Local laws trump basic human rights

Nov 9, 2007 13:12 GMT  ·  By

Back in August, a citizen from India was arrested and charged by the local authorities with posting insulting images of Shivaji (also known as Chhatrapati Shivaji Raje Bhosle) an important historic figure on Orkut.com.

That was the beginning of a very interesting yet very unfortunate chain of events that summed up to be an innocent man's nightmare. Phillip Lensen of blogoscoped.com details: "What the Indian authorities did to find the man's identity to arrest him was to first query Google for the Orkut user IP, that unique address assigned to us when we surf the web which can be so helpful to authorities all over the world. With that IP address in hand - Google handed it over in "compliance with Indian legal process", as they said - the authorities marched onwards to the Internet Service Provider, who in turn gave them a name assigned to that IP. Only that, as it turns out, the ISP made an error and provided the wrong data, which then led to a 3-week jailing of a completely innocent person (as opposed to a person "guilty" of the crime of free speech within Orkut, that is)."

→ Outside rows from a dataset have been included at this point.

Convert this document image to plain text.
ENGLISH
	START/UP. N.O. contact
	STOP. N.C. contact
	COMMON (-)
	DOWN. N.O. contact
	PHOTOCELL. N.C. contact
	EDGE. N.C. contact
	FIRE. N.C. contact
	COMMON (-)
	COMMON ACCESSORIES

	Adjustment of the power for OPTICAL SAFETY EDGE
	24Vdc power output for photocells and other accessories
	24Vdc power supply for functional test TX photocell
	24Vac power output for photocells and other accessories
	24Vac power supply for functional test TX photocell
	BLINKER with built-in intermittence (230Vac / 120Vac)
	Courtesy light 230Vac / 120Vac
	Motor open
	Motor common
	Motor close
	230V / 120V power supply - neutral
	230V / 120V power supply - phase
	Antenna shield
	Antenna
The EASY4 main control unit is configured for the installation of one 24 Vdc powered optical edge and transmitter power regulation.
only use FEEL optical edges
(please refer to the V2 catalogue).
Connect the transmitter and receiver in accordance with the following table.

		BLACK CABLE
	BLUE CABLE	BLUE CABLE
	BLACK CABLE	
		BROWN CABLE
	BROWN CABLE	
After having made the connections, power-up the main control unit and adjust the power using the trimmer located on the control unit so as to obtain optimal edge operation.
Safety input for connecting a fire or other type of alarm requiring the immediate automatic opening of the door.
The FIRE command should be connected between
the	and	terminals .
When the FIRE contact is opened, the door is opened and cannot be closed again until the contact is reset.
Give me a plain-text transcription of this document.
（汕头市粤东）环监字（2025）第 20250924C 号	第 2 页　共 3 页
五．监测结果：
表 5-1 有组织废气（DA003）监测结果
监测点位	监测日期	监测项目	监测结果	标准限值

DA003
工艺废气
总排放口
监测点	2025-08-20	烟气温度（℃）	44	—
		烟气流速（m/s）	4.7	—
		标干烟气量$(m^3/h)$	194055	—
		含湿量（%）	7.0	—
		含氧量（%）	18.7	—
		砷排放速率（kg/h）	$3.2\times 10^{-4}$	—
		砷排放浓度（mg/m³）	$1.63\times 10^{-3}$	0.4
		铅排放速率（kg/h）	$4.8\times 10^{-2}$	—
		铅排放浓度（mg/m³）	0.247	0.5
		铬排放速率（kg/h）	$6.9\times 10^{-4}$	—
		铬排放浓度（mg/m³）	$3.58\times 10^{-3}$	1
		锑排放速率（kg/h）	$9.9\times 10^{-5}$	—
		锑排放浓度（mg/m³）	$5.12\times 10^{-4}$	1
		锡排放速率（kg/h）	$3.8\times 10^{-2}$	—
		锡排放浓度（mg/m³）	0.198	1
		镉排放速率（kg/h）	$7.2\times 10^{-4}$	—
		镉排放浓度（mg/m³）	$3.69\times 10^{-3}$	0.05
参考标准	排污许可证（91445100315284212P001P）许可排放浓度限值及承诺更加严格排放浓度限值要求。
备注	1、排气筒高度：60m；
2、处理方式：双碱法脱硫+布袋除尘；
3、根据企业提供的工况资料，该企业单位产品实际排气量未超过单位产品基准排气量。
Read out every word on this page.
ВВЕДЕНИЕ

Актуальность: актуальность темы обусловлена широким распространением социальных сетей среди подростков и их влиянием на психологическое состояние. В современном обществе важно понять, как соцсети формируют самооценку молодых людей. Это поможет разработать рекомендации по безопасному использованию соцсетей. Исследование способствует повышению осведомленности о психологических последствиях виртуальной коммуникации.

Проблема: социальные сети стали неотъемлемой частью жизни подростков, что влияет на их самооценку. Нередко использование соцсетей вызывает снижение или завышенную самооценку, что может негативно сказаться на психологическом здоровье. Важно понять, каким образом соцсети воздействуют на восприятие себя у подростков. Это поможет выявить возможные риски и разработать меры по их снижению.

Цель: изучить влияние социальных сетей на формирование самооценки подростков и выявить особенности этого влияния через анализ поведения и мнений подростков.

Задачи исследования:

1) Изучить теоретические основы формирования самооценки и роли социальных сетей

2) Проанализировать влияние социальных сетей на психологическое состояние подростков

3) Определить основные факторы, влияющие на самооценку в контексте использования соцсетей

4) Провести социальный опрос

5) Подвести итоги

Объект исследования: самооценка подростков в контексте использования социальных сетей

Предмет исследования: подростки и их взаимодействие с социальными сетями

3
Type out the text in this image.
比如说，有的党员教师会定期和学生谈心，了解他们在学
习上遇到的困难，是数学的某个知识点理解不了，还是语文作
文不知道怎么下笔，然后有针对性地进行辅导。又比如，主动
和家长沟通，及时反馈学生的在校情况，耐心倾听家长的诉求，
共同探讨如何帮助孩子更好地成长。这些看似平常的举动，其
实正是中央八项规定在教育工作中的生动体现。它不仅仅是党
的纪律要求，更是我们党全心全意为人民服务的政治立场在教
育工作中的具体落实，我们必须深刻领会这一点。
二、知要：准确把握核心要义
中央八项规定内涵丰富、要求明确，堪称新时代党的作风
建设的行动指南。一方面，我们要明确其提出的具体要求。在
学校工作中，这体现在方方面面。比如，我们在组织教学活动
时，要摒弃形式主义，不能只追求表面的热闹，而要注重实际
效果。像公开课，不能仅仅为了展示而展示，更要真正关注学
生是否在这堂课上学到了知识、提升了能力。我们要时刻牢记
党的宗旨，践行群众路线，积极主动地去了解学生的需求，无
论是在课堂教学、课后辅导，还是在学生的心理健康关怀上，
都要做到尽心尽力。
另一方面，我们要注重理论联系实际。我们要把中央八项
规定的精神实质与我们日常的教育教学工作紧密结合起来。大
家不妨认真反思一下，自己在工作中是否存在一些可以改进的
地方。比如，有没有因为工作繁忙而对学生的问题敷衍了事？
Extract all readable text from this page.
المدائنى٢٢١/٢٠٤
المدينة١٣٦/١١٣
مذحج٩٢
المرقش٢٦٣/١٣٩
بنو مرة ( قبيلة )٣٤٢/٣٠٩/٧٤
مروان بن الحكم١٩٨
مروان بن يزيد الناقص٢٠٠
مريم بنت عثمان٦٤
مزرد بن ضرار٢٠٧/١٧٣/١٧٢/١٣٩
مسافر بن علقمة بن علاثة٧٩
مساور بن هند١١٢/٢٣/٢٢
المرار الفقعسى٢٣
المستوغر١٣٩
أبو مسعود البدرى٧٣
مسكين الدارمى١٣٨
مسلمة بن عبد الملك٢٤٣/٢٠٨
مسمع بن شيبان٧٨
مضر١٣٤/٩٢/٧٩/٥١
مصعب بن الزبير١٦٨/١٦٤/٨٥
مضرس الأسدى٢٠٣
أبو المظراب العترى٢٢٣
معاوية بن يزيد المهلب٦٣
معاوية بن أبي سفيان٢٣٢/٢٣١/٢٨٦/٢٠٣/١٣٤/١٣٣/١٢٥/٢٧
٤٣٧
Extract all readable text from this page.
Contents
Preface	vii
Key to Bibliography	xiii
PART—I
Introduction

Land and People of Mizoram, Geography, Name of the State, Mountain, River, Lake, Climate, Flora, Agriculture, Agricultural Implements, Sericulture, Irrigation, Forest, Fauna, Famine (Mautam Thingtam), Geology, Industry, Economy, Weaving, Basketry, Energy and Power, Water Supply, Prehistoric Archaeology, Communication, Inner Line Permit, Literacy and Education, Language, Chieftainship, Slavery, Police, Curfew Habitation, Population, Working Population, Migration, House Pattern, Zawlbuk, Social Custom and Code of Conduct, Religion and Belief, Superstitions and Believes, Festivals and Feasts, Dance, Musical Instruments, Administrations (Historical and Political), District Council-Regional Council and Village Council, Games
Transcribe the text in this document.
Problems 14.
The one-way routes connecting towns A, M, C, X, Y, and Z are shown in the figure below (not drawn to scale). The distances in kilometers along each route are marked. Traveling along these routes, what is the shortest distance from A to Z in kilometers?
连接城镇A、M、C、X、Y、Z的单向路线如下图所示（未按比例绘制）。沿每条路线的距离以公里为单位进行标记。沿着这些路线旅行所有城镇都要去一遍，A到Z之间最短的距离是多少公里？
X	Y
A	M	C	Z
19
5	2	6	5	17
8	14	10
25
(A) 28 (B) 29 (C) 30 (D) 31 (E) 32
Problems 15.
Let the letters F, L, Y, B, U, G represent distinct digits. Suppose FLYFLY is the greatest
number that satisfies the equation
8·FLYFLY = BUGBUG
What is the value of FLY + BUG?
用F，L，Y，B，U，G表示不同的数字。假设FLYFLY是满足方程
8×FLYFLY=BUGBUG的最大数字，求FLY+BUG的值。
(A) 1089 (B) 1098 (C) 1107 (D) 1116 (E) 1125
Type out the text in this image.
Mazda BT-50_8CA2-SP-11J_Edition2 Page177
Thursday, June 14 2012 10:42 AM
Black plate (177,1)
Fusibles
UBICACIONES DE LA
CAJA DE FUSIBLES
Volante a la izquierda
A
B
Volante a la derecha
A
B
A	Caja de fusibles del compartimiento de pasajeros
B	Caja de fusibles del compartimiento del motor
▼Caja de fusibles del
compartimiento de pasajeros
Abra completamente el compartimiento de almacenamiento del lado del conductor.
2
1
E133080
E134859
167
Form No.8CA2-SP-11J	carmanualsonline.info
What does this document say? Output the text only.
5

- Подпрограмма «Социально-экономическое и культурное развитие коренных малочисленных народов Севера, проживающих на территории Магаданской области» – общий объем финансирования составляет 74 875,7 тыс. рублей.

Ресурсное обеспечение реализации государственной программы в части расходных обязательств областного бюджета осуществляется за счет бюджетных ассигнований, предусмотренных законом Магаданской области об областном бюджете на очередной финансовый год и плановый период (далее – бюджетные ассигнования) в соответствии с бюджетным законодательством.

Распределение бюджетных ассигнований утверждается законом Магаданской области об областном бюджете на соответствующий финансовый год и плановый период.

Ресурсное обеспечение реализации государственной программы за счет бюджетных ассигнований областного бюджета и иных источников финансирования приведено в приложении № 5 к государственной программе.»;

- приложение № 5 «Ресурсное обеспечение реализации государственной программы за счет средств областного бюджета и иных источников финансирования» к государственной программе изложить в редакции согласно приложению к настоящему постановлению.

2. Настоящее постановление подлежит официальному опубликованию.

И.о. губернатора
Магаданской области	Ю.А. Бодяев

That's a lack of respect towards the freedom of speech from the Indian authorities, because as Larry Flint well said, "Freedom of speech is not freedom for the thought you love, but rather for the thought you hate, you hate the most." Google, by allying itself to this action seems to take a step back from the openness that it claims to represent. Of course a statement was released from the Mountain View based company that simply stated that "authorities are required to follow legal process to get information", and with that they washed their hands of the whole deal.

The only annoying detail that both the Indian authorities and Google forgot to mention is that "a set of laws do not replace any person's responsibility to act morally by their own definition, not when it comes to crucial, core issues", as Lensen underlines, and that they do not have the right to play God with an individual's future. But you live and you learn and this is learning the hard way.